Oysa ki, oyuncuların diri olduğu ilk devrede müthiş bir Fenerbahçe seyrettik. Yardımlaşma, oyun disiplini ve taktik varyasyonlar mükemmel düzeydeydi. Hiçbir fuzuli hareket yoktu. Fakat takım ikinci yarıda yorulunca işler değişti. O, rakibini ezen, topu iyi kullanan ve oyunu istediği gibi yönlendiren takım gitti, hata üstüne hata yapan bir takım geldi.
Rakip için vitrin maçı
Zaten enerjik bir takım olan Ankaragücü de Fenerbahçe’nin bu durumundan faydalanıp, birbiri ardına akınlar geliştirdi. Başkent ekibinin bu kadar etkili olmasının bir diğer sebebi de, bu maçın onlar için ‘vitrin maçı’ olmasıydı. Bütün futbolcuları normalin çok üstünde performans gösterdi.
Fenerbahçe’nin bir diğer problemi gol pozisyonlarındaki beceriksizliği.
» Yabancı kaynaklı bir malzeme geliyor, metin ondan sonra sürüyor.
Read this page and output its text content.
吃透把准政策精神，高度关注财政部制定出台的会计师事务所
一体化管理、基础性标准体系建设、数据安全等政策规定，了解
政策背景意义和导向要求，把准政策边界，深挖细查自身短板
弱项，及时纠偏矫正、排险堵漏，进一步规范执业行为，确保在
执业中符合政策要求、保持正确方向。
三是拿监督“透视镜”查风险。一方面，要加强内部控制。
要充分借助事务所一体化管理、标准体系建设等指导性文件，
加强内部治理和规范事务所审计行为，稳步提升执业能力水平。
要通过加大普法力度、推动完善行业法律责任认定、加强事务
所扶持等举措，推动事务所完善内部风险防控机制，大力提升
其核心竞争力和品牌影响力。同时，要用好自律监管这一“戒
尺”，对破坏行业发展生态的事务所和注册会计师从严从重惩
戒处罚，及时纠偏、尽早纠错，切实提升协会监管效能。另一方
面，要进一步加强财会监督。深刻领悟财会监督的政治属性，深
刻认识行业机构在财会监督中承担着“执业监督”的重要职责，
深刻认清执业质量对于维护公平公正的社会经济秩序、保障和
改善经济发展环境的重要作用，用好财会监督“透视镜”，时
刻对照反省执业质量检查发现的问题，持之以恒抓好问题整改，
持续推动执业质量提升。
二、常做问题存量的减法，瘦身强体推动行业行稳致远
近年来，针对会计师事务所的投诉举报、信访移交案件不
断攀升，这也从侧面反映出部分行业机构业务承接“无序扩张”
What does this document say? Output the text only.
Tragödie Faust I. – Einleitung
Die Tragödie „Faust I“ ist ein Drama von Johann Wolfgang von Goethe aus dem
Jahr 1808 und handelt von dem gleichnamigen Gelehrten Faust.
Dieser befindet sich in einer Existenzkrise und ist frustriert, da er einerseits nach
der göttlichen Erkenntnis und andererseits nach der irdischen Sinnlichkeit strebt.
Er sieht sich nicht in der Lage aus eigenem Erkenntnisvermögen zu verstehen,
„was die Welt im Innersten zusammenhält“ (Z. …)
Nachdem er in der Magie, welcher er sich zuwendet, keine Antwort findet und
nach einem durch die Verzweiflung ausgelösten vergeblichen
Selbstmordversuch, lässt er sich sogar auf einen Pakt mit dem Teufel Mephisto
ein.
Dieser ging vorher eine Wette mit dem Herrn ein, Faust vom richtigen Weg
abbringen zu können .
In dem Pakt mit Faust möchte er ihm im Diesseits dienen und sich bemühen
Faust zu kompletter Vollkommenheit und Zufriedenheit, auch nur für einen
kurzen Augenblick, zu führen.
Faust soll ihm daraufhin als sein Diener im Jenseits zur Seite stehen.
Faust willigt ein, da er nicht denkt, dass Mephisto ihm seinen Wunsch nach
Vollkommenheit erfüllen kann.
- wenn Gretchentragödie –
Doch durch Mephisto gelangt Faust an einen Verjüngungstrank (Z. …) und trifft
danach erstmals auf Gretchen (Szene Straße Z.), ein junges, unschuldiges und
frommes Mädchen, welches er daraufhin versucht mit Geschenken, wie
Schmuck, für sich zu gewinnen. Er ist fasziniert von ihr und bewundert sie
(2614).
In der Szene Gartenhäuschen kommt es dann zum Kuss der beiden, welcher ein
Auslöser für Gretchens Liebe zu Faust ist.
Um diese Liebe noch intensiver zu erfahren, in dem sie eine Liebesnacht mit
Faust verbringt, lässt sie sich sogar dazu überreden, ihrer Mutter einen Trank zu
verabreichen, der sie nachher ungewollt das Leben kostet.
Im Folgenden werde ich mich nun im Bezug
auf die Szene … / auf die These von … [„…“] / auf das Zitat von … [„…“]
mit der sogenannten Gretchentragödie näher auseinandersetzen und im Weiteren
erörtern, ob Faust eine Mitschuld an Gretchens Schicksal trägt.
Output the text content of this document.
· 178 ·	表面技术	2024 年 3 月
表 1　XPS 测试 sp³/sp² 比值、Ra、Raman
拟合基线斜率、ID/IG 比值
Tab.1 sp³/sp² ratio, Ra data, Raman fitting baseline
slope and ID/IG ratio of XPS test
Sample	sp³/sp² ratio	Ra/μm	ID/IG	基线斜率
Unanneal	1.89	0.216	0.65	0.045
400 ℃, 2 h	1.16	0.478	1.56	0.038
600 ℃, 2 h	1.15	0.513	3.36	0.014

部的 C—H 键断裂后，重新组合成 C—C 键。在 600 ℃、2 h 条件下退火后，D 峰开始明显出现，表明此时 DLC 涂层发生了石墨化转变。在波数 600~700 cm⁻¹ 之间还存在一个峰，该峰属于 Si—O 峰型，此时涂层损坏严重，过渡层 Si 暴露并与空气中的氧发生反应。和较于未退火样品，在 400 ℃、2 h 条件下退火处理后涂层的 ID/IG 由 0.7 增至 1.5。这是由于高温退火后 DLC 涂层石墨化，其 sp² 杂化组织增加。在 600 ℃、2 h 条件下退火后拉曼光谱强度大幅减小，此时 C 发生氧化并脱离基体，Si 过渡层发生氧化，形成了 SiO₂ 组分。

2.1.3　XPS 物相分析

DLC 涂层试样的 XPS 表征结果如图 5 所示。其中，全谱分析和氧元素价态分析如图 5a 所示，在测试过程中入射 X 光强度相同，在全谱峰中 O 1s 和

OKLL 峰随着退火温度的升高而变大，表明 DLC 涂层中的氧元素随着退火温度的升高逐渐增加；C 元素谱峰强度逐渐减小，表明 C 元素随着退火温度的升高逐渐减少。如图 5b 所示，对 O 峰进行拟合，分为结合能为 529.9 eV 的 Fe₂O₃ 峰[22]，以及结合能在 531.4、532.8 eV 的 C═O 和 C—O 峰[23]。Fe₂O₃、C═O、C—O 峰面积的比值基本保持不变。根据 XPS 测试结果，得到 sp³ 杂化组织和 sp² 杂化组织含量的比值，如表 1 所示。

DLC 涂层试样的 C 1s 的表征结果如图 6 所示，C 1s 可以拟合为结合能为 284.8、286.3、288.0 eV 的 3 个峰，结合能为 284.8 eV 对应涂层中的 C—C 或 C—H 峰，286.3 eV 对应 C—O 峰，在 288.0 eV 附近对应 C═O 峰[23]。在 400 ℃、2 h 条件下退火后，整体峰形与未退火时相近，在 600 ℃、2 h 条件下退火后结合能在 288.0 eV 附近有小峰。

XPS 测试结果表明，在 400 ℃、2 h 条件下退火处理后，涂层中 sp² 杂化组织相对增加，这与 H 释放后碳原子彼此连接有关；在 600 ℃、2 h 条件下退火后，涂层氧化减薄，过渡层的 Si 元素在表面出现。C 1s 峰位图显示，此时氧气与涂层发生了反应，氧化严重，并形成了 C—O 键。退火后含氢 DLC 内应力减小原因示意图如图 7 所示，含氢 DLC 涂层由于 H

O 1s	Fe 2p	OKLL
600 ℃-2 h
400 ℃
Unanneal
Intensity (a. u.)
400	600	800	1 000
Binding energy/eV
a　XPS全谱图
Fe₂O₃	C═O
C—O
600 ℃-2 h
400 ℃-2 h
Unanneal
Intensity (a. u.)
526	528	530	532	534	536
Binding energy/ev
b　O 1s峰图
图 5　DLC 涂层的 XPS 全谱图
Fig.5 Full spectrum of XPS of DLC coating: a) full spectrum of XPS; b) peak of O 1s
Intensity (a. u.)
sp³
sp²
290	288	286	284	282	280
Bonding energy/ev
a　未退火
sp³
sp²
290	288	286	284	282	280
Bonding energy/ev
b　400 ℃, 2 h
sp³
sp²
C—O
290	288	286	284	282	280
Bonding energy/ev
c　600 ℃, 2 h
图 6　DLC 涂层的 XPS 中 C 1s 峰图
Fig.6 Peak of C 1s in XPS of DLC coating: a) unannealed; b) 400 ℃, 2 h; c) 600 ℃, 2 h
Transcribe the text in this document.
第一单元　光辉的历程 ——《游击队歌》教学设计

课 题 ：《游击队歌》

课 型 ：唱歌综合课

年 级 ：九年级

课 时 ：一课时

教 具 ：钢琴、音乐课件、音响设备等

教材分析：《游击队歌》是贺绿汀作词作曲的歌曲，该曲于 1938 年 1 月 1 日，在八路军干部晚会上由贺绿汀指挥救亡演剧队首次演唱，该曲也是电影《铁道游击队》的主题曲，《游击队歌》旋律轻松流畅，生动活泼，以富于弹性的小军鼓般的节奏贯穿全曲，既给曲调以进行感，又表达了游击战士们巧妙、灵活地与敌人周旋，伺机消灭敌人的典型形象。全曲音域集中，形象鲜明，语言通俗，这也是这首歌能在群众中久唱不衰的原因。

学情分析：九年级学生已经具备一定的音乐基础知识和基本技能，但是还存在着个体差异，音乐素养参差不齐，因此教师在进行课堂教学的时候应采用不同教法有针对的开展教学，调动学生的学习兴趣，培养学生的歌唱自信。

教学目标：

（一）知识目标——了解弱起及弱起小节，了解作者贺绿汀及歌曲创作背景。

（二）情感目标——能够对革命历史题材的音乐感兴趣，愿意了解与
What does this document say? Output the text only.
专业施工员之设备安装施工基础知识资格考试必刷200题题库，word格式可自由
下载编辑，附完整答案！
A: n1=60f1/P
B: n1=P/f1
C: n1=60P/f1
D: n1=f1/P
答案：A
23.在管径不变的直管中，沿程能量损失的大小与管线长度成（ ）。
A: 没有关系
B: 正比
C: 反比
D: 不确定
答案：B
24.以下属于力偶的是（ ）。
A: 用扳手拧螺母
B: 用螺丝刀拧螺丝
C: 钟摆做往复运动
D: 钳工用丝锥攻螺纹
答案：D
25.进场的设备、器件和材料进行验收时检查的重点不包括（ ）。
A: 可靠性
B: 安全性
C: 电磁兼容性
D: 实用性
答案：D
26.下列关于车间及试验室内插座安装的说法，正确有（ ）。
Biraz da şanssızlığın etkisiyle, akıl almaz goller kaçıyor. Hele hele Nobre’nin ikinci yarıda kaleye iki metreden kaçırdığı bir gol fırsatı var ki, akıllara zarar. Sarı lacivertliler son vuruşları iyi yapabilseydi, Ankaragücü daha ilk yarıda teslim bayrağını çekerdi.
Atılan şut sayısının fazlalığı (Fenerbahçe 19, Ankaragücü 12) dünkü karşılaşmanın iyi taraflarından biriydi. Maçın skoruna tesir eden isimlerden biri de hakem Erol Ersoy’du. Anelka’ya yapılanın dışında iki penaltı daha vardı ama Ersoy bunları vermedi. Erol Ersoy’un biraz daha dikkat etmesi lazımdı.